Effort: ~1 session for test_cpr_detector.py + test_db.py. Connector tests add another session once #25 is complete (modules need to be importable in isolation first).

27. Migrate i18n format from .lang to JSON

Background

The current .lang format is a flat key = value text file with a custom loader. It works well for the current scale (3 languages, ~700 keys) and has no dependencies. This suggestion tracks a potential migration for when the format becomes a limiting factor.

Current state

  • Server-side loader in app_config.py parses .lang files into a Python dict
  • The /api/lang endpoint converts that dict to JSON for the browser anyway
  • Keys use prefix namespacing (m365_, gdpr_) as a poor-man's hierarchy
  • Three language files: en.lang, da.lang, de.lang

Why JSON would be better at scale

  • The browser already receives JSON — removing the conversion step simplifies app_config.py and makes lang files directly usable in JS unit tests
  • Nested keys ({"scan": {"start": "Start scan"}}) would replace the prefix convention with real structure
  • Standard tooling (VS Code JSON schema, linters) would work out of the box
  • Easier to validate completeness across languages programmatically

Why not now

  • The existing format works and the loader is already written
  • A migration touches every key in all three lang files plus the loader — high effort, zero user-visible benefit
  • Three languages and ~700 keys is well within the comfort zone of flat files

Trigger condition: consider when adding a 4th language, when key count exceeds ~1500, or when a contributor wants to use professional translation tooling (Poedit, Weblate, Transifex) that expects standard formats.

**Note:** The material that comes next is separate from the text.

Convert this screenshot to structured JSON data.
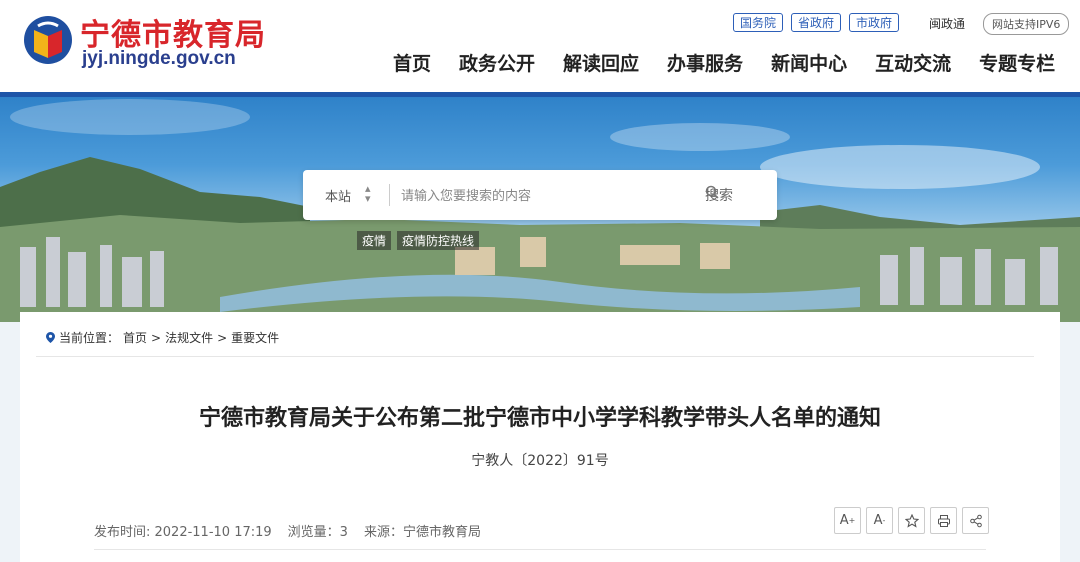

Effort: Small (loader rewrite + file conversion script) — but the rename touches every lang file so best done in one clean pass, not incrementally.

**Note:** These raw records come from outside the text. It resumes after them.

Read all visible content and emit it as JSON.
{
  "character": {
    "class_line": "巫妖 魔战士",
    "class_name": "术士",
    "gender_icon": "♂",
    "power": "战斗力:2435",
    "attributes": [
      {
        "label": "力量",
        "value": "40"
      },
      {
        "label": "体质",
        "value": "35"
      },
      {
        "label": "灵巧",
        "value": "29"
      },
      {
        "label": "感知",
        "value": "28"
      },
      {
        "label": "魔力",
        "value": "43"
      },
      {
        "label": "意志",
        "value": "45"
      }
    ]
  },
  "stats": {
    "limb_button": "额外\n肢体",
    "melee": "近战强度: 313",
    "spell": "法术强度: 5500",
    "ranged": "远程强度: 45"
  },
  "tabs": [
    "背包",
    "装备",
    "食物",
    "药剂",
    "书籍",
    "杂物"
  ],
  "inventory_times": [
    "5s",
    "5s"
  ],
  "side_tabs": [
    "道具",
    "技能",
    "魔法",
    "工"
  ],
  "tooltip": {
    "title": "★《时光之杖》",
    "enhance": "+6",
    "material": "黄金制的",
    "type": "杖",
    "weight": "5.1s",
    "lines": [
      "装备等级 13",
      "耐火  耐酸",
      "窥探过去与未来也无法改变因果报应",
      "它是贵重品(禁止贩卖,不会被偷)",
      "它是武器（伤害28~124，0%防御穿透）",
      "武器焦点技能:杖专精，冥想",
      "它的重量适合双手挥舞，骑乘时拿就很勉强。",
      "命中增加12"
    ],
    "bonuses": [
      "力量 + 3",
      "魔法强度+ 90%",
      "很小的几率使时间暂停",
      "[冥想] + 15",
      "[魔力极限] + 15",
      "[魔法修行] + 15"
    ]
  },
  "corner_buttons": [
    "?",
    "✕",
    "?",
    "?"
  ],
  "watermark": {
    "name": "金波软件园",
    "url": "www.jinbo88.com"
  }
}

28. Disposition: personal-use — out of scope

Background

Staff members often use work equipment (OneDrive, email) for private purposes. A scan will surface these files alongside genuine work records. The organisation has no compliance obligation over personal files — in fact, scanning them may itself be a GDPR issue (Article 2(2)(c) excludes processing by a natural person in the course of a purely personal activity from GDPR scope entirely).

There was no way to mark a flagged item as "this is private, not our business" without using a work-specific disposition like "retain-legal" which is semantically wrong.

What was done (v1.6.2)

Added personal-use as a disposition value:

Value Meaning
personal-use Private use of work equipment — outside GDPR scope per Art. 2(2)(c)
  • Added to both disposition dropdowns in the UI (filter bar and preview panel)
  • Added to Art. 30 report disposition map with the legal citation
  • Added to all three lang files (EN / DA / DE)
  • Article 30 report labels it "Personal use — out of GDPR scope (Art. 2(2)(c))"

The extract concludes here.